第2章では実験の具体的な手法とその特徴を述べている。実験にマウスを用いたのは、グルタミン酸トランスポーターのサブタイプを遺伝子操作技術によって欠失させたマウスが利用できるからである。また、生理実験のみでは細胞におけるグルタミン酸トランスポーターの配置を特定することができないので、シナプスの三次元モデルを構築してグルタミン酸の拡散をシミュレートし、生理実験の結果と対応させることによってこの問題の解決を図ることが述べられている。

第3章では一連の生理実験によって得られた結果とそれに基づく数理学的シミュレーション結果を記述している。精緻で巧妙な生理実験によって、桿体視細胞から放出されたグルタミン酸は、桿体視細胞自身に存在するグルタミン酸トランスポーターで回収され、シナプス後細胞や周囲にあるグリア細胞のグルタミン酸トランスポーターは関与していないことを証明した。モデルシミュレーションから、桿体視細胞におけるグルタミン酸放出部位の近傍にグルタミン酸トランスポーターが極めて高密度で発現していることが強く示唆された。

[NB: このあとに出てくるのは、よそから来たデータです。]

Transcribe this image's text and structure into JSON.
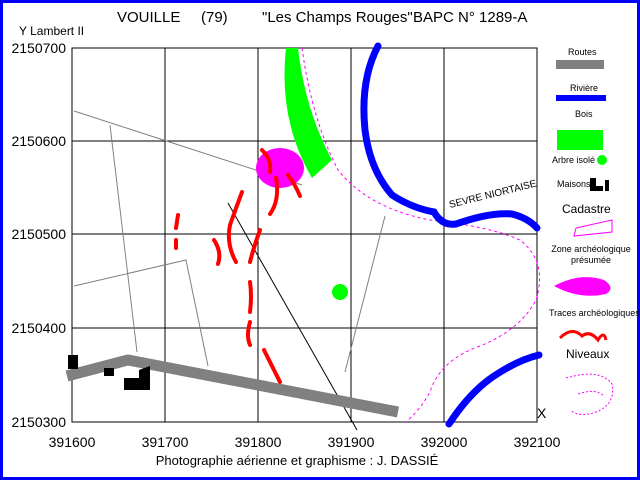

第4章では生理実験やシミュレーションから得られた新知見について総合考察を行っている。時空間解像度を低下させずに視覚情報を伝達する一つの要因として、視覚系の最初のシナプスを構成している桿体視細胞自体に高密度にグルタミン酸トランスポーターが発現していることが必要不可欠であることを明らかにしている。

本論文は、視覚情報処理の基本となるシナプス伝達にシナプス前細胞に発現する伝達物質回収機構が極めて重要であることを見事に証明しており、神経系における情報伝達一般に関しても多大な貢献をしている。本審査委員会は、本論文が博士(心理学)の学位を授与するのにふさわしいものであるとの結論に達した。